Cette affaire met toutefois en évidence un point soulevé par tous les opérateurs réglementés, qu'ils opèrent en Belgique, aux Pays-Bas, en France ou au Royaume-Uni : à savoir que des entreprises comme Stake, et d'autres opérant de manière totalement illégale, sont capables de pénétrer des marchés grand public auxquels ils ne peuvent pas accéder eux-mêmes parce qu'ils respectent leurs cadres réglementaires nationaux.
Accès à tous les domaines
Les réseaux sociaux constituent un autre exemple frappant de ce phénomène. L'année dernière, Reuters a publié une enquête à grande échelle sur Meta, qui a révélé que le propriétaire de Facebook avait généré 16 milliards de dollars de revenus grâce à la publicité pour toutes sortes de produits illégaux : médicaments contrefaits, escroqueries en ligne et jeux d'argent illégaux. L'entreprise a même réservé 1 milliard de dollars de ces revenus pour couvrir les amendes qu'elle savait devoir payer aux autorités de régulation du monde entier en raison de ces activités.
Et tandis qu’une entreprise comme Meta peut générer d’énormes revenus grâce à des clients qui font la promotion de toutes sortes de produits illégaux, les opérateurs réglementés en Belgique ne sont pas autorisés à faire de la publicité pour leurs produits (légaux) sur des maillots de football, des chaînes de télévision ou des médias en ligne, bien qu’ils disposent d’une licence et paient des impôts. Un scénario similaire se déroule aux Pays-Bas, pays voisin, où un nouveau projet de loi a été déposé pour interdire toute publicité sur les jeux d’argent. Cela fait suite à deux hausses d’impôts au cours des deux dernières années qui n’ont rien apporté pour générer davantage de recettes fiscales pour l’État, et qui ont au contraire vers des sites non réglementés.

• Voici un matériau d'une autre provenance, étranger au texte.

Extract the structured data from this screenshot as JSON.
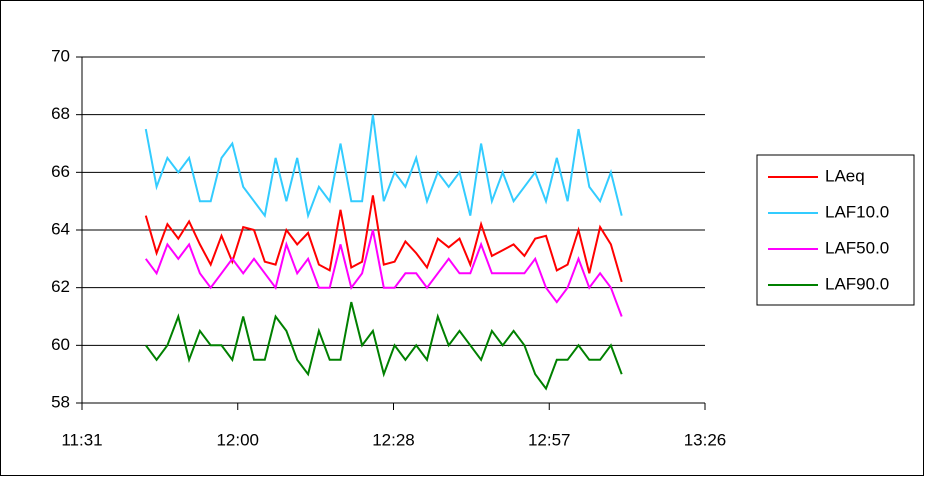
{
  "chart_data": {
    "type": "line",
    "x": [
      703,
      705,
      707,
      709,
      711,
      713,
      715,
      717,
      719,
      721,
      723,
      725,
      727,
      729,
      731,
      733,
      735,
      737,
      739,
      741,
      743,
      745,
      747,
      749,
      751,
      753,
      755,
      757,
      759,
      761,
      763,
      765,
      767,
      769,
      771,
      773,
      775,
      777,
      779,
      781,
      783,
      785,
      787,
      789,
      791
    ],
    "series": [
      {
        "name": "LAeq",
        "color": "#ff0000",
        "values": [
          64.5,
          63.2,
          64.2,
          63.7,
          64.3,
          63.5,
          62.8,
          63.8,
          62.9,
          64.1,
          64.0,
          62.9,
          62.8,
          64.0,
          63.5,
          63.9,
          62.8,
          62.6,
          64.7,
          62.7,
          62.9,
          65.2,
          62.8,
          62.9,
          63.6,
          63.2,
          62.7,
          63.7,
          63.4,
          63.7,
          62.8,
          64.2,
          63.1,
          63.3,
          63.5,
          63.1,
          63.7,
          63.8,
          62.6,
          62.8,
          64.0,
          62.5,
          64.1,
          63.5,
          62.2
        ]
      },
      {
        "name": "LAF10.0",
        "color": "#33ccff",
        "values": [
          67.5,
          65.5,
          66.5,
          66.0,
          66.5,
          65.0,
          65.0,
          66.5,
          67.0,
          65.5,
          65.0,
          64.5,
          66.5,
          65.0,
          66.5,
          64.5,
          65.5,
          65.0,
          67.0,
          65.0,
          65.0,
          68.0,
          65.0,
          66.0,
          65.5,
          66.5,
          65.0,
          66.0,
          65.5,
          66.0,
          64.5,
          67.0,
          65.0,
          66.0,
          65.0,
          65.5,
          66.0,
          65.0,
          66.5,
          65.0,
          67.5,
          65.5,
          65.0,
          66.0,
          64.5
        ]
      },
      {
        "name": "LAF50.0",
        "color": "#ff00ff",
        "values": [
          63.0,
          62.5,
          63.5,
          63.0,
          63.5,
          62.5,
          62.0,
          62.5,
          63.0,
          62.5,
          63.0,
          62.5,
          62.0,
          63.5,
          62.5,
          63.0,
          62.0,
          62.0,
          63.5,
          62.0,
          62.5,
          64.0,
          62.0,
          62.0,
          62.5,
          62.5,
          62.0,
          62.5,
          63.0,
          62.5,
          62.5,
          63.5,
          62.5,
          62.5,
          62.5,
          62.5,
          63.0,
          62.0,
          61.5,
          62.0,
          63.0,
          62.0,
          62.5,
          62.0,
          61.0
        ]
      },
      {
        "name": "LAF90.0",
        "color": "#008000",
        "values": [
          60.0,
          59.5,
          60.0,
          61.0,
          59.5,
          60.5,
          60.0,
          60.0,
          59.5,
          61.0,
          59.5,
          59.5,
          61.0,
          60.5,
          59.5,
          59.0,
          60.5,
          59.5,
          59.5,
          61.5,
          60.0,
          60.5,
          59.0,
          60.0,
          59.5,
          60.0,
          59.5,
          61.0,
          60.0,
          60.5,
          60.0,
          59.5,
          60.5,
          60.0,
          60.5,
          60.0,
          59.0,
          58.5,
          59.5,
          59.5,
          60.0,
          59.5,
          59.5,
          60.0,
          59.0
        ]
      }
    ],
    "xlim": [
      691.2,
      806.4
    ],
    "xticks": [
      {
        "value": 691.2,
        "label": "11:31"
      },
      {
        "value": 720,
        "label": "12:00"
      },
      {
        "value": 748.8,
        "label": "12:28"
      },
      {
        "value": 777.6,
        "label": "12:57"
      },
      {
        "value": 806.4,
        "label": "13:26"
      }
    ],
    "ylim": [
      58,
      70
    ],
    "yticks": [
      58,
      60,
      62,
      64,
      66,
      68,
      70
    ],
    "grid": true,
    "legend": "right"
  }
}
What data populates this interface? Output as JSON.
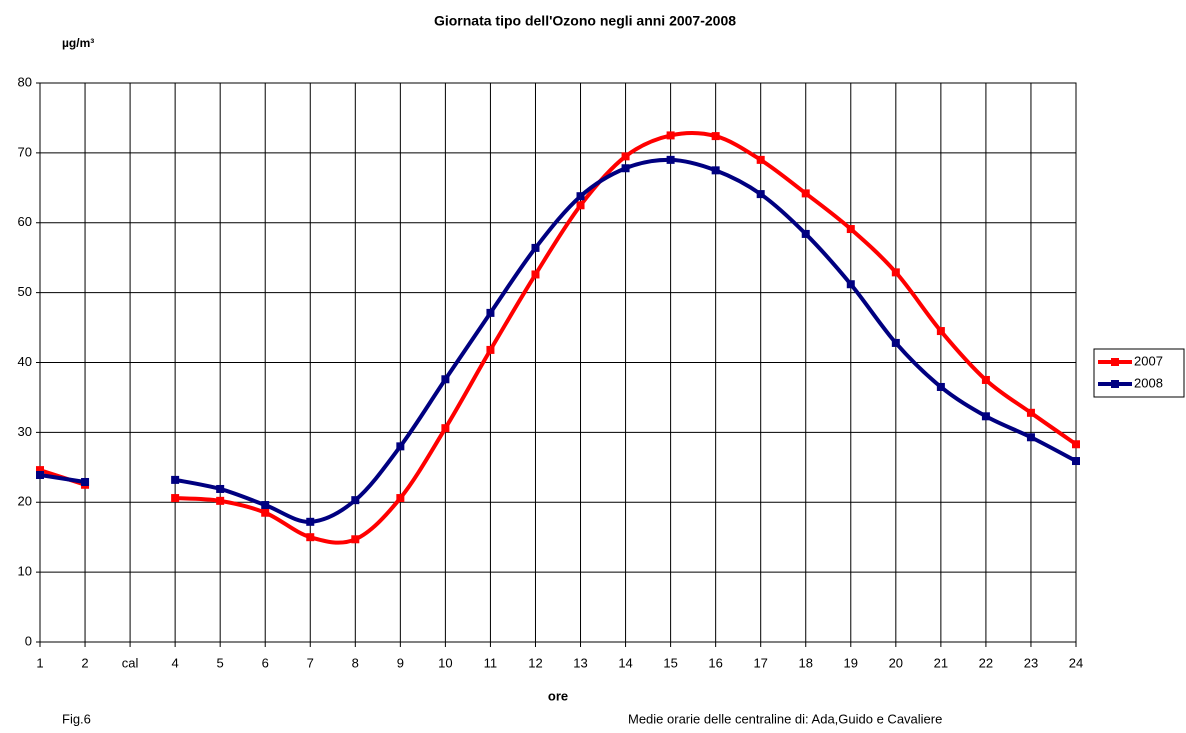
{
  "chart_data": {
    "type": "line",
    "title": "Giornata tipo dell'Ozono negli anni 2007-2008",
    "y_label": "µg/m³",
    "x_label": "ore",
    "notes": [
      "Fig.6",
      "Medie orarie delle centraline di: Ada,Guido e Cavaliere"
    ],
    "categories": [
      "1",
      "2",
      "cal",
      "4",
      "5",
      "6",
      "7",
      "8",
      "9",
      "10",
      "11",
      "12",
      "13",
      "14",
      "15",
      "16",
      "17",
      "18",
      "19",
      "20",
      "21",
      "22",
      "23",
      "24"
    ],
    "series": [
      {
        "name": "2007",
        "color": "#ff0000",
        "values": [
          24.6,
          22.5,
          null,
          20.6,
          20.2,
          18.5,
          15.0,
          14.7,
          20.6,
          30.6,
          41.8,
          52.6,
          62.5,
          69.5,
          72.5,
          72.4,
          69.0,
          64.2,
          59.1,
          52.9,
          44.5,
          37.5,
          32.8,
          28.3
        ]
      },
      {
        "name": "2008",
        "color": "#000080",
        "values": [
          23.9,
          22.9,
          null,
          23.2,
          21.9,
          19.6,
          17.2,
          20.3,
          28.0,
          37.6,
          47.1,
          56.4,
          63.8,
          67.8,
          69.0,
          67.5,
          64.1,
          58.4,
          51.2,
          42.8,
          36.5,
          32.3,
          29.3,
          25.9
        ]
      }
    ],
    "ylim": [
      0,
      80
    ],
    "yticks": [
      0,
      10,
      20,
      30,
      40,
      50,
      60,
      70,
      80
    ],
    "grid": true,
    "legend": "right"
  }
}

Le contraste entre le niveau d'accès dont bénéficient les opérateurs non réglementés, « gris » ou carrément illégaux sur les grands marchés et les restrictions auxquelles sont soumis les opérateurs de jeux d'argent légaux est l'un des contrastes les plus frappants de l'industrie actuelle des jeux d'argent en ligne. Malheureusement, les responsables politiques ne semblent pas disposés à écouter les opérateurs, ni même leurs propres autorités de régulation dans le cas de la Belgique. Il est peu probable que la situation change dans un avenir proche. Cela signifie pour l'avenir des entreprises réglementées davantage de doutes et des perspectives incertaines à long terme.
FAQ sur les casinos belges légaux
Qui est Eden Hazard ?
Eden Hazard est un ancien footballeur professionnel belge qui a notamment joué pour Chelsea et le Real Madrid. Il a également représenté les Diables Rouges, l'équipe nationale belge, lors de plusieurs Coupes du monde et Championnats d'Europe. Aujourd'hui, il n'est plus footballeur, mais il est encore souvent sollicité comme ambassadeur de marque.
Qu'est-ce que Stake ?
Stake est une société qui exploite plusieurs casinos en ligne proposant notamment des paiements en cryptomonnaies. Elle est illégale sur de nombreux marchés, notamment aux Pays-Bas et en Belgique. Bien qu'il s'agisse d'un acteur majeur du secteur des jeux d'argent, sa réputation n'est pas irréprochable, de nombreuses plaintes ayant été formulées concernant le non-paiement des gains ou des bonus de bienvenue trompeurs.
Pourquoi les casinos illégaux peuvent-ils faire de la publicité en Belgique ?
Les casinos illégaux tels que Stake exploitent la notoriété des sportifs belges pour se faire connaître dans le pays, même s'ils n'y exercent aucune activité en tant que casino. Selon la marque elle-même, la collaboration avec Hazard n'a pas pour but d'attirer des joueurs belges, mais on peut alors se demander pourquoi elle a conclu un accord avec lui.